London: A British woman who contracted rabies after being bitten by a dog during a recent visit to India has died, making her first victim of the disease in the country since 2002, health officials announced last night.
The unnamed woman was being treated was diagnosed with the potentially life-threatening disease at the Hospital for Tropical Diseases in London.
Another case of rabies has been reported from Leeds, where the patient sought medical help for a dog bite which occurred abroad.
The two cases are not linked, officials said.
A statement from University College London Hospitals NHS Foundation Trust said: "We regret to announce that a patient being treated for rabies by the Hospital for Tropical Diseases and colleagues at University College Hospital died over the weekend.
"Health officials said world-wide it was estimated that the annual number of human rabies deaths to be in excess of 55,000 with most occurring in developing countries, particularly South and South East Asia.
Since the incidence of rabies is considered extremely rare in Britain, health officials have issued special guidance after the deceased woman was diagnosed after returning from India.”

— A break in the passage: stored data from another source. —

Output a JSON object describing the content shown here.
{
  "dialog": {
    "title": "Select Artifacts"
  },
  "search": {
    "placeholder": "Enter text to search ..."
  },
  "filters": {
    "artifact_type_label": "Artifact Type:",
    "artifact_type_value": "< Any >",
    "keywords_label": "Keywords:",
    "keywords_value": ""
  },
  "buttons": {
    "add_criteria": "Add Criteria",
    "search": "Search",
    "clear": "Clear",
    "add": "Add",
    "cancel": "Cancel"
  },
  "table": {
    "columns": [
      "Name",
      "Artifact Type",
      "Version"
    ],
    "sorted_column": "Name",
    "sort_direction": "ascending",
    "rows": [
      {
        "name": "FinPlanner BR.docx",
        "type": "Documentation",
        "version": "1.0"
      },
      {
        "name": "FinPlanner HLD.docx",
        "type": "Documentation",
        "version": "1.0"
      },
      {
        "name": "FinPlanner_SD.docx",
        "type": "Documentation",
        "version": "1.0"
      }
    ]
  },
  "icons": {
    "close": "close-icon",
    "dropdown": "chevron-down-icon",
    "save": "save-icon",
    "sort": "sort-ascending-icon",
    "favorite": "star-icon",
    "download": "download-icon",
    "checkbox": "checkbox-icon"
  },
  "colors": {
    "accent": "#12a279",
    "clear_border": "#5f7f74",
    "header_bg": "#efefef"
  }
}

Brian McCloskey, Director of the Health Protection Agency, said: "It is important to stress that there is no risk to the general public as a result of this case or to patients and visitors at the hospital where the patient is receiving treatment."
He added: "Despite there being tens of thousands of rabies cases each year worldwide, there have been no documented laboratory confirmed cases of human-to-human spread.
Therefore the risk to other humans or animals from a patient with rabies is considered negligible."